Thirteen people had to undergo rabies treatment for possible exposure, and no human cases were ultimately reported, according to the report, published Thursday in the Centers for Disease Control and Prevention’s Morbidity and Mortality Weekly Report.
Rabies, which is almost universally fatal if untreated, is sometimes underestimated as a threat, recent research suggests. A CDC report from earlier this year described the cases of three people who died from rabies contracted from bats, all whom could have survived had they sought or accepted post-exposure care.
Available treatments work very well when given early. Typically, three people or fewer die from rabies in the United States each year.
Earlier this month, a rabid fox bit at least nine people on Capitol Hill before being euthanized; those who had to be treated included a member of Congress.
The new report, by researchers from the CDC and in Tennessee, describes what happened when a South American collared anteater — also known as a tamandua — was moved in May 2021 from a zoo in Virginia to one in Washington County, Tenn.
The month after the anteater arrived in Tennessee, it started showing signs of lethargy and wasn’t eating. It kept getting sicker, but veterinarians didn’t consider the possibility of rabies in part because it had never previously been identified in the species. The anteater was euthanized on July 6.
It was only six weeks later that the death investigation found that the animal could have died from rabies, which additional tests confirmed. The investigation had not been expedited because rabies had not been suspected.
State health authorities were then notified, and set out to identify people who were possibly exposed, from people who were around the anteater two weeks before it started showing symptoms to those who worked on the necropsy. Ultimately, they recommended treatment for 13 people, seven of whom came into contact or may have had contact with the animal’s tongue and saliva. (These animals don’t have teeth, so there was no risk of bites.) The other six were involved with removing the animal’s brain during the necropsy. All 13 people agreed to receive the treatment, and no human cases were reported.
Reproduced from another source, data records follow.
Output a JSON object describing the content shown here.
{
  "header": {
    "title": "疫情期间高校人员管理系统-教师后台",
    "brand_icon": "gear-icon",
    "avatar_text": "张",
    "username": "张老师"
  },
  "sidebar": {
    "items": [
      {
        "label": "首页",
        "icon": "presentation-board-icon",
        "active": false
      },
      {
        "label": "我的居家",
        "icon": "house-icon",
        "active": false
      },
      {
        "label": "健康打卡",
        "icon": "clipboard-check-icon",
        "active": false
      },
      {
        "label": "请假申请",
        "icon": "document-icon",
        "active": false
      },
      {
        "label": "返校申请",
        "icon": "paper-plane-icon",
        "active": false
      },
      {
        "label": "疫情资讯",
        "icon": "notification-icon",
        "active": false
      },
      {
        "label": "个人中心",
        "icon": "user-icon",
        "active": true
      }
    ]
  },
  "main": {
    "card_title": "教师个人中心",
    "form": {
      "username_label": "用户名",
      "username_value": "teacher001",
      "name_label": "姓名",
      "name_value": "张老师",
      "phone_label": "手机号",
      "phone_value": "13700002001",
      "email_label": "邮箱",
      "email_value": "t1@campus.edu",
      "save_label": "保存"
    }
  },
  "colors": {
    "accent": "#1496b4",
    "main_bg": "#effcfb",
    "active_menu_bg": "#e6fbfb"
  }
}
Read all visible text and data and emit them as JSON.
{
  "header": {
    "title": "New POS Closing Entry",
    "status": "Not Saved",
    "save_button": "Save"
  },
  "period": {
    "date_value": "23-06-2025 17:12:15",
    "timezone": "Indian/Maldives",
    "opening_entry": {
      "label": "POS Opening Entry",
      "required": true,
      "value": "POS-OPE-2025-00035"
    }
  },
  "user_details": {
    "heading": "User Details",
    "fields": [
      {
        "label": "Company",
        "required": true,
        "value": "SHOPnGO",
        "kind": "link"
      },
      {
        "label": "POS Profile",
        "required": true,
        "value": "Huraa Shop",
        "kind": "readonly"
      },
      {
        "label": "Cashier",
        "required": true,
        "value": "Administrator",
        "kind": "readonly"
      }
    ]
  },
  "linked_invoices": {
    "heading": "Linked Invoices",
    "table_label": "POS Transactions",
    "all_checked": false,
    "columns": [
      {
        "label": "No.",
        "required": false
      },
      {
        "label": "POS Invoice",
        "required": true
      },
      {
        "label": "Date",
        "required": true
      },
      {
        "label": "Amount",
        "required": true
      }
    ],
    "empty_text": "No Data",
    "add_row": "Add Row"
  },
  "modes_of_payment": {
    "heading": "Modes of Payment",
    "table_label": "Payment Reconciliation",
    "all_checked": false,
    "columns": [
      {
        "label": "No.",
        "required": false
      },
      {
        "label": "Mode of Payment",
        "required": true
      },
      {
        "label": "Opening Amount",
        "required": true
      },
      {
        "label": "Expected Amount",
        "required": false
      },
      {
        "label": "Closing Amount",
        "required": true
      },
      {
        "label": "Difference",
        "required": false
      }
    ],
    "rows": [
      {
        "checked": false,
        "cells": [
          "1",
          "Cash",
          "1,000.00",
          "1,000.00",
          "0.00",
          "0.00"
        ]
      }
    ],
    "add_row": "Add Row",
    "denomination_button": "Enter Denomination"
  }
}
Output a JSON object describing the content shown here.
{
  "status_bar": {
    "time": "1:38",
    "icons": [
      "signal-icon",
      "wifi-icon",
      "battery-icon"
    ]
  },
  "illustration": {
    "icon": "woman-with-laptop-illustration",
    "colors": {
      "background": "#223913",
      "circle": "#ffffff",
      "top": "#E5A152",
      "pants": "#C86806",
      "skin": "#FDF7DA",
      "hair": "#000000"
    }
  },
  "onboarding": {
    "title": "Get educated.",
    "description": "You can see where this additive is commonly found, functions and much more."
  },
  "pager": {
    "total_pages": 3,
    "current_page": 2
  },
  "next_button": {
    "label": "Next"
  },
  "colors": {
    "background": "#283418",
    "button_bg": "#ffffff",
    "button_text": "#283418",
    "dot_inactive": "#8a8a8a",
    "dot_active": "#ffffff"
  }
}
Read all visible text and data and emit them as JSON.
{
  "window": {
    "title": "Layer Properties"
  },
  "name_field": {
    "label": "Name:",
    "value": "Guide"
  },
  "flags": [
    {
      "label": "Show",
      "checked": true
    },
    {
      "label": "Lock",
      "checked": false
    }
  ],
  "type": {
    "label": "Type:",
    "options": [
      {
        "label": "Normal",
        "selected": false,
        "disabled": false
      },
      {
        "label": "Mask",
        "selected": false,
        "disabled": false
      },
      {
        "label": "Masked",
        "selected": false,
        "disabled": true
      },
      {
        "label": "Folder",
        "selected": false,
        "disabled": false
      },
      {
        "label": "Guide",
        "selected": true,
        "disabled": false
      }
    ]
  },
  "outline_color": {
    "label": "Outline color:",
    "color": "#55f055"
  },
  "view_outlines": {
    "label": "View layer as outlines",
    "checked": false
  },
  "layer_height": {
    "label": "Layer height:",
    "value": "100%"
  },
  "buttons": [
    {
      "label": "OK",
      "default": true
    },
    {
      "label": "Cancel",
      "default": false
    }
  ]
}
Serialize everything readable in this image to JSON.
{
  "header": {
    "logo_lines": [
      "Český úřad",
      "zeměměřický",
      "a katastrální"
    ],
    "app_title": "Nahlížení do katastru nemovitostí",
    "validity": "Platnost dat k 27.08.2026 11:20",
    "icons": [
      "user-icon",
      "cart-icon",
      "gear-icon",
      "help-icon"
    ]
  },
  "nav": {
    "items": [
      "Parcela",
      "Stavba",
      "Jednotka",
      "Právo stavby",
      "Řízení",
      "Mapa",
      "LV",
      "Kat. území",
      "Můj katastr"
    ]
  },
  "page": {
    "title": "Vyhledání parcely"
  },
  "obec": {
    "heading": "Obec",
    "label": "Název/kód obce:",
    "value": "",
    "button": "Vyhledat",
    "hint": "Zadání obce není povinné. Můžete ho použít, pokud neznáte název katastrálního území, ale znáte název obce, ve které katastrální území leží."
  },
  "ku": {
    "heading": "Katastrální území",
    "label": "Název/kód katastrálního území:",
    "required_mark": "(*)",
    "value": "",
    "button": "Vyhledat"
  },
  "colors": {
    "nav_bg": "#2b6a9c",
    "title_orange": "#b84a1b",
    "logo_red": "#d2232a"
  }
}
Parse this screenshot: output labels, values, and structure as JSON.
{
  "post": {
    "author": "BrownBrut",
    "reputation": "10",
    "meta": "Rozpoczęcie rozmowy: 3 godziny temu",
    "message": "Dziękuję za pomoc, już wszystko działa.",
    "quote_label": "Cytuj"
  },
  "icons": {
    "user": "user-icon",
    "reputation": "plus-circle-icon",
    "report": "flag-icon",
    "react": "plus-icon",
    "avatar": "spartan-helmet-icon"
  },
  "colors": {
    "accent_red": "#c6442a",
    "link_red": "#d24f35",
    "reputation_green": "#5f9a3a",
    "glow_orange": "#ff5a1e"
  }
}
The treatment for someone who may have been exposed to rabies — what’s called post-exposure prophylaxis — includes a dose of human rabies immune globulin and several doses of the rabies vaccine given over two weeks. The immune globulin provides an immediate supply of antibodies, while the vaccine prompts people to generate their own antibodies.
There was also the question of how the anteater got rabies. At the Tennessee zoo, it was kept in an indoor enclosure with one other tamandua and didn’t have exposure to other wildlife. But at the Virginia zoo, it was in an open-air exhibit. Tests found that the rabies virus that infected the anteater was most similar to variants found among wild raccoons in Virginia — suggesting the anteater was infected in Virginia.
The other tamandua in Tennessee was given the rabies vaccine, and the zoo was told to quarantine it for six months. As of April 1, no other cases of rabies tied to the anteater have been identified in Virginia or Tennessee.
The researchers said the case also underscores how crucial it is for animal handlers and zoo animals to be vaccinated against rabies in areas where the virus is present.